Мерцают, переливаются с ясной прозеленью Настенькины глаза. Вот они перед Завьяловым — улыбнутся и загрустят.
— Где была, Настенька? — как тогда, спросил он ее.
— Контрольную сдавала.
— Сдала?
Опустила голову:
— Неужели так бывает?.. Лет-то сколько прошло!
— Постарел?
— Нет… Нет. А я и не знала, думала, живете счастливо.
— Спешишь?
— Не особенно.
— Да что мы стоим тут, — спохватился Завьялов.
Через распахнутую дверь комнаты видно, как горит люстра — отражается в темном окне.
Эту люстру часто с улицы видела Настя. Напоминала она о далеких праздниках. Были они или только снились ей?
На стене в комнате прикреплена винтовочная гильза, вилась из нее березовая былинка.
— Живая? — спросила Настя про березку.
— Живая.
— Можно посмотреть?
— Конечно.
Она вошла в комнату с холодно-серебристыми обоями. В углу, как сгорбленное, темнело кресло. Настя подошла поближе.
— В этой гильзе что же — земля? — спросила Настя.
— Земля.
— И поливаете?
— Несколько капель воды.
— Вот смотри, и не гибнет.
— Третий уже год она у меня тут.
— Всего несколько щепоток земли — и живет. Прямо карликовая березка. На стволик и на листья набрала, даже про эти вот крапинки не забыла… Что ж, сами так посадили?
— Нет. Это с нашей земли. Нашел там, где стоит обелиск Семенову. Там эта березка и проросла из гильзы.
— Там много гильз.
— Да. Под дождями звенели.
— Как он погиб! — пожалела она, зная, как погиб Семенов: совсем не в горящей избе, окруженный немцами, как разнеслась о том молва. Но молчала Настя, раз берег эту тайну и Завьялов, не тревожась, что знает кто-то еще.
— А березку эту увезли бы вы в лес да волю бы ей дали за ее терпение, — сказала Настя.
— Жалеешь?
— Березка ведь… Сколько земли вокруг, а ей какая-то щепоточка досталась да воды по капле от всех дождей.
— Бывает.
— Как и с человеком.
— Что бывает? Расскажи.
— Как-нибудь и скажу, Алексей Иванович. Увидимся еще. А сейчас пойду.
— Домой?
— Куда же еще?
— Хорошо, когда кто-то ждет.
— Никто не ждет, — сказала она.
Да ведь молодая же! Еще чист матово-гладкий отсвет под глазами… Гляди, любуйся, молись!
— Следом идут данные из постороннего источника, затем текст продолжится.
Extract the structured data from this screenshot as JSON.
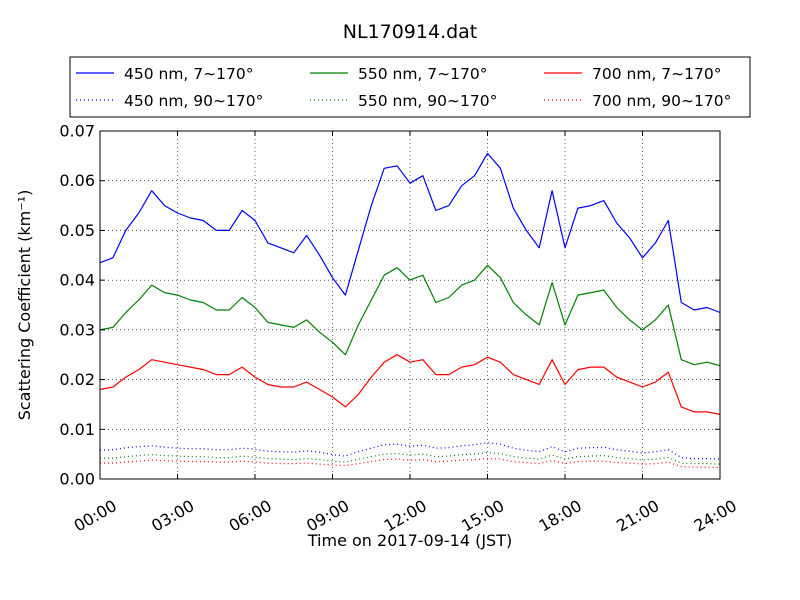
{
  "chart_data": {
    "type": "line",
    "title": "NL170914.dat",
    "xlabel": "Time on 2017-09-14 (JST)",
    "ylabel": "Scattering Coefficient (km⁻¹)",
    "xlim": [
      "00:00",
      "24:00"
    ],
    "ylim": [
      0,
      0.07
    ],
    "grid": true,
    "legend_position": "top",
    "x_ticks": [
      "00:00",
      "03:00",
      "06:00",
      "09:00",
      "12:00",
      "15:00",
      "18:00",
      "21:00",
      "24:00"
    ],
    "y_ticks": [
      "0.00",
      "0.01",
      "0.02",
      "0.03",
      "0.04",
      "0.05",
      "0.06",
      "0.07"
    ],
    "x": [
      "00:00",
      "00:30",
      "01:00",
      "01:30",
      "02:00",
      "02:30",
      "03:00",
      "03:30",
      "04:00",
      "04:30",
      "05:00",
      "05:30",
      "06:00",
      "06:30",
      "07:00",
      "07:30",
      "08:00",
      "08:30",
      "09:00",
      "09:30",
      "10:00",
      "10:30",
      "11:00",
      "11:30",
      "12:00",
      "12:30",
      "13:00",
      "13:30",
      "14:00",
      "14:30",
      "15:00",
      "15:30",
      "16:00",
      "16:30",
      "17:00",
      "17:30",
      "18:00",
      "18:30",
      "19:00",
      "19:30",
      "20:00",
      "20:30",
      "21:00",
      "21:30",
      "22:00",
      "22:30",
      "23:00",
      "23:30",
      "24:00"
    ],
    "series": [
      {
        "name": "450 nm, 7∼170°",
        "color": "#0000ff",
        "style": "solid",
        "values": [
          0.0435,
          0.0445,
          0.05,
          0.0535,
          0.058,
          0.055,
          0.0535,
          0.0525,
          0.052,
          0.05,
          0.05,
          0.054,
          0.052,
          0.0475,
          0.0465,
          0.0455,
          0.049,
          0.045,
          0.0405,
          0.037,
          0.046,
          0.055,
          0.0625,
          0.063,
          0.0595,
          0.061,
          0.054,
          0.055,
          0.059,
          0.061,
          0.0655,
          0.0625,
          0.0545,
          0.05,
          0.0465,
          0.058,
          0.0465,
          0.0545,
          0.055,
          0.056,
          0.0515,
          0.0485,
          0.0445,
          0.0475,
          0.052,
          0.0355,
          0.034,
          0.0345,
          0.0335
        ]
      },
      {
        "name": "450 nm, 90∼170°",
        "color": "#0000ff",
        "style": "dotted",
        "values": [
          0.0058,
          0.0059,
          0.0063,
          0.0065,
          0.0067,
          0.0064,
          0.0062,
          0.0061,
          0.0061,
          0.0059,
          0.0059,
          0.0062,
          0.006,
          0.0056,
          0.0055,
          0.0054,
          0.0057,
          0.0054,
          0.0049,
          0.0046,
          0.0055,
          0.0062,
          0.0069,
          0.007,
          0.0066,
          0.0068,
          0.0062,
          0.0063,
          0.0067,
          0.0069,
          0.0073,
          0.007,
          0.0062,
          0.0058,
          0.0055,
          0.0065,
          0.0055,
          0.0062,
          0.0063,
          0.0064,
          0.0059,
          0.0056,
          0.0052,
          0.0055,
          0.0059,
          0.0043,
          0.0041,
          0.0041,
          0.004
        ]
      },
      {
        "name": "550 nm, 7∼170°",
        "color": "#008000",
        "style": "solid",
        "values": [
          0.03,
          0.0305,
          0.0335,
          0.036,
          0.039,
          0.0375,
          0.037,
          0.036,
          0.0355,
          0.034,
          0.034,
          0.0365,
          0.0345,
          0.0315,
          0.031,
          0.0305,
          0.032,
          0.0295,
          0.0275,
          0.025,
          0.031,
          0.036,
          0.041,
          0.0425,
          0.04,
          0.041,
          0.0355,
          0.0365,
          0.039,
          0.04,
          0.043,
          0.0405,
          0.0355,
          0.033,
          0.031,
          0.0395,
          0.031,
          0.037,
          0.0375,
          0.038,
          0.0345,
          0.032,
          0.03,
          0.032,
          0.035,
          0.024,
          0.023,
          0.0235,
          0.0228
        ]
      },
      {
        "name": "550 nm, 90∼170°",
        "color": "#008000",
        "style": "dotted",
        "values": [
          0.0042,
          0.0042,
          0.0045,
          0.0047,
          0.0049,
          0.0047,
          0.0046,
          0.0045,
          0.0045,
          0.0043,
          0.0043,
          0.0046,
          0.0044,
          0.0041,
          0.004,
          0.0039,
          0.0041,
          0.0039,
          0.0036,
          0.0034,
          0.004,
          0.0045,
          0.005,
          0.0051,
          0.0048,
          0.005,
          0.0045,
          0.0046,
          0.0049,
          0.005,
          0.0053,
          0.0051,
          0.0045,
          0.0042,
          0.004,
          0.0048,
          0.004,
          0.0045,
          0.0046,
          0.0047,
          0.0043,
          0.0041,
          0.0038,
          0.004,
          0.0043,
          0.0032,
          0.0031,
          0.0031,
          0.003
        ]
      },
      {
        "name": "700 nm, 7∼170°",
        "color": "#ff0000",
        "style": "solid",
        "values": [
          0.018,
          0.0185,
          0.0205,
          0.022,
          0.024,
          0.0235,
          0.023,
          0.0225,
          0.022,
          0.021,
          0.021,
          0.0225,
          0.0205,
          0.019,
          0.0185,
          0.0185,
          0.0195,
          0.018,
          0.0165,
          0.0145,
          0.017,
          0.0205,
          0.0235,
          0.025,
          0.0235,
          0.024,
          0.021,
          0.021,
          0.0225,
          0.023,
          0.0245,
          0.0235,
          0.021,
          0.02,
          0.019,
          0.024,
          0.019,
          0.022,
          0.0225,
          0.0225,
          0.0205,
          0.0195,
          0.0185,
          0.0195,
          0.0215,
          0.0145,
          0.0135,
          0.0135,
          0.013
        ]
      },
      {
        "name": "700 nm, 90∼170°",
        "color": "#ff0000",
        "style": "dotted",
        "values": [
          0.0032,
          0.0032,
          0.0034,
          0.0036,
          0.0038,
          0.0037,
          0.0036,
          0.0035,
          0.0035,
          0.0034,
          0.0034,
          0.0036,
          0.0034,
          0.0032,
          0.0031,
          0.0031,
          0.0032,
          0.003,
          0.0028,
          0.0027,
          0.0031,
          0.0035,
          0.0039,
          0.004,
          0.0038,
          0.0039,
          0.0035,
          0.0036,
          0.0038,
          0.0039,
          0.0041,
          0.004,
          0.0035,
          0.0033,
          0.0031,
          0.0037,
          0.0031,
          0.0035,
          0.0036,
          0.0036,
          0.0033,
          0.0032,
          0.003,
          0.0031,
          0.0034,
          0.0025,
          0.0024,
          0.0024,
          0.0023
        ]
      }
    ]
  }
}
А ее никто не ждет даже.
— Провожу тебя.
Завьялов сбросил свою безрукавку и сразу выше и стройнее стал в тонко вязанном зеленом свитере. Настя с удивлением, радостно оглядела его.
— Вы какой-то светлый, Алексей Иванович. Или уж от золотой души это, что не тускнеет?
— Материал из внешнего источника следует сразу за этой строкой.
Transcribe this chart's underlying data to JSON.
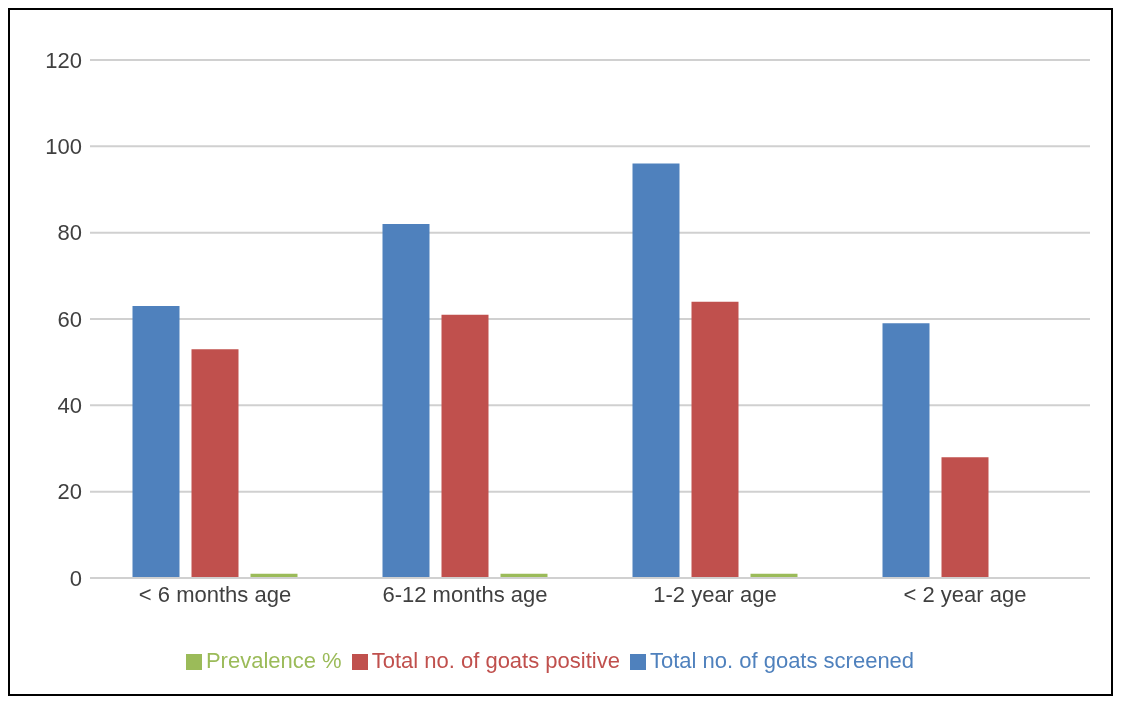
{
  "chart_data": {
    "type": "bar",
    "categories": [
      "< 6 months age",
      "6-12 months age",
      "1-2 year age",
      "< 2 year age"
    ],
    "series": [
      {
        "name": "Total no. of goats screened",
        "color": "#4f81bd",
        "values": [
          63,
          82,
          96,
          59
        ]
      },
      {
        "name": "Total no. of goats positive",
        "color": "#c0504d",
        "values": [
          53,
          61,
          64,
          28
        ]
      },
      {
        "name": "Prevalence %",
        "color": "#9bbb59",
        "values": [
          1,
          1,
          1,
          null
        ]
      }
    ],
    "ylim": [
      0,
      120
    ],
    "yticks": [
      0,
      20,
      40,
      60,
      80,
      100,
      120
    ],
    "grid": "y",
    "legend": "bottom"
  }
}
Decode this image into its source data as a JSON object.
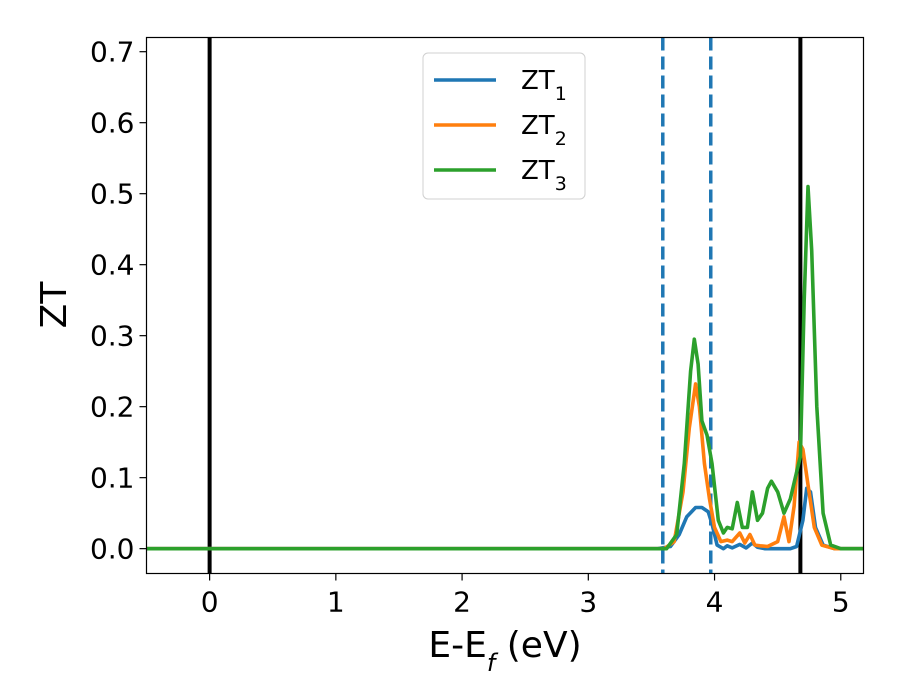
{
  "chart_data": {
    "type": "line",
    "xlabel": "E-E",
    "xlabel_sub": "f",
    "xlabel_unit": " (eV)",
    "ylabel": "ZT",
    "xlim": [
      -0.5,
      5.18
    ],
    "ylim": [
      -0.035,
      0.72
    ],
    "xticks": [
      0,
      1,
      2,
      3,
      4,
      5
    ],
    "xtick_labels": [
      "0",
      "1",
      "2",
      "3",
      "4",
      "5"
    ],
    "yticks": [
      0.0,
      0.1,
      0.2,
      0.3,
      0.4,
      0.5,
      0.6,
      0.7
    ],
    "ytick_labels": [
      "0.0",
      "0.1",
      "0.2",
      "0.3",
      "0.4",
      "0.5",
      "0.6",
      "0.7"
    ],
    "grid": false,
    "legend_position": "top-center",
    "vlines": [
      {
        "x": 0.0,
        "style": "solid",
        "color": "#000000"
      },
      {
        "x": 4.68,
        "style": "solid",
        "color": "#000000"
      },
      {
        "x": 3.59,
        "style": "dashed",
        "color": "#1f77b4"
      },
      {
        "x": 3.97,
        "style": "dashed",
        "color": "#1f77b4"
      }
    ],
    "series": [
      {
        "name": "ZT",
        "name_sub": "1",
        "color": "#1f77b4",
        "points": [
          [
            -0.5,
            0
          ],
          [
            3.55,
            0
          ],
          [
            3.65,
            0.003
          ],
          [
            3.72,
            0.02
          ],
          [
            3.78,
            0.045
          ],
          [
            3.85,
            0.058
          ],
          [
            3.9,
            0.058
          ],
          [
            3.95,
            0.052
          ],
          [
            3.98,
            0.035
          ],
          [
            4.02,
            0.005
          ],
          [
            4.07,
            0.0
          ],
          [
            4.1,
            0.004
          ],
          [
            4.14,
            0.001
          ],
          [
            4.2,
            0.006
          ],
          [
            4.25,
            0.001
          ],
          [
            4.3,
            0.008
          ],
          [
            4.34,
            0.002
          ],
          [
            4.4,
            0.0
          ],
          [
            4.6,
            0.0
          ],
          [
            4.65,
            0.003
          ],
          [
            4.7,
            0.04
          ],
          [
            4.73,
            0.085
          ],
          [
            4.76,
            0.08
          ],
          [
            4.8,
            0.03
          ],
          [
            4.86,
            0.005
          ],
          [
            4.95,
            0
          ],
          [
            5.18,
            0
          ]
        ]
      },
      {
        "name": "ZT",
        "name_sub": "2",
        "color": "#ff7f0e",
        "points": [
          [
            -0.5,
            0
          ],
          [
            3.6,
            0
          ],
          [
            3.68,
            0.01
          ],
          [
            3.75,
            0.08
          ],
          [
            3.8,
            0.17
          ],
          [
            3.85,
            0.232
          ],
          [
            3.88,
            0.2
          ],
          [
            3.92,
            0.12
          ],
          [
            3.96,
            0.07
          ],
          [
            4.0,
            0.03
          ],
          [
            4.05,
            0.01
          ],
          [
            4.1,
            0.012
          ],
          [
            4.14,
            0.01
          ],
          [
            4.2,
            0.022
          ],
          [
            4.24,
            0.008
          ],
          [
            4.28,
            0.02
          ],
          [
            4.32,
            0.005
          ],
          [
            4.36,
            0.004
          ],
          [
            4.42,
            0.003
          ],
          [
            4.5,
            0.01
          ],
          [
            4.55,
            0.045
          ],
          [
            4.59,
            0.01
          ],
          [
            4.63,
            0.06
          ],
          [
            4.67,
            0.15
          ],
          [
            4.7,
            0.14
          ],
          [
            4.74,
            0.09
          ],
          [
            4.79,
            0.03
          ],
          [
            4.85,
            0.005
          ],
          [
            4.95,
            0
          ],
          [
            5.18,
            0
          ]
        ]
      },
      {
        "name": "ZT",
        "name_sub": "3",
        "color": "#2ca02c",
        "points": [
          [
            -0.5,
            0
          ],
          [
            3.62,
            0
          ],
          [
            3.7,
            0.02
          ],
          [
            3.76,
            0.12
          ],
          [
            3.81,
            0.25
          ],
          [
            3.84,
            0.295
          ],
          [
            3.87,
            0.26
          ],
          [
            3.9,
            0.18
          ],
          [
            3.94,
            0.16
          ],
          [
            3.98,
            0.12
          ],
          [
            4.03,
            0.04
          ],
          [
            4.07,
            0.022
          ],
          [
            4.1,
            0.03
          ],
          [
            4.14,
            0.028
          ],
          [
            4.18,
            0.065
          ],
          [
            4.22,
            0.03
          ],
          [
            4.26,
            0.03
          ],
          [
            4.3,
            0.08
          ],
          [
            4.34,
            0.04
          ],
          [
            4.38,
            0.05
          ],
          [
            4.42,
            0.085
          ],
          [
            4.45,
            0.095
          ],
          [
            4.5,
            0.08
          ],
          [
            4.55,
            0.05
          ],
          [
            4.6,
            0.07
          ],
          [
            4.64,
            0.1
          ],
          [
            4.68,
            0.13
          ],
          [
            4.71,
            0.35
          ],
          [
            4.74,
            0.51
          ],
          [
            4.77,
            0.42
          ],
          [
            4.81,
            0.2
          ],
          [
            4.86,
            0.05
          ],
          [
            4.92,
            0.005
          ],
          [
            5.0,
            0
          ],
          [
            5.18,
            0
          ]
        ]
      }
    ]
  }
}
— В человеке все есть — и золото, и даже радий.
— Не у всех. Вымывается золото — остается песок.
— …который потом сыплется.
— Придумают же люди: песок сыплется. — И Настя засмеялась.
Завьялов посмотрел, как смеялась она, сам засмеялся, подумал: «Какая все-таки радость человеку от человека».
4
Вышли на улицу.
Душисто и сладко пахло цветущими липами. Зеленые ветви в оранжевом тумане от затонувшего в листве фонаря.
— Я видела вас в окне, когда шла сюда, — сказала Настя.
— Ты знала мое окно?
— По люстре знала. Люстра красиво горит, как в праздник какой.
— Видел и я, как ты шла. Только не знал, что это ты…
— Хорошо, свет погас, а то еще лет сто бы не увиделись.
— Ты давно в этом доме? — спросил Завьялов.
— Третий год.
— Рядом совсем.
— Окна напротив.
— Хоть бы какой знак дала.
— Я разве знала… Да и зачем? — И встрепенулась вдруг. — Липами-то как пахнет! Покосы скоро. Сено с лугов повезут.
Она остановилась, сломила веточку липы, прижалась губами к ней.
— Чистый мед!
Завьялов взял ветку. Из самой гущи цветов, слипшихся с мокрыми листьями, пахну́ло родным — поманило в розовеющий пар утренних лугов..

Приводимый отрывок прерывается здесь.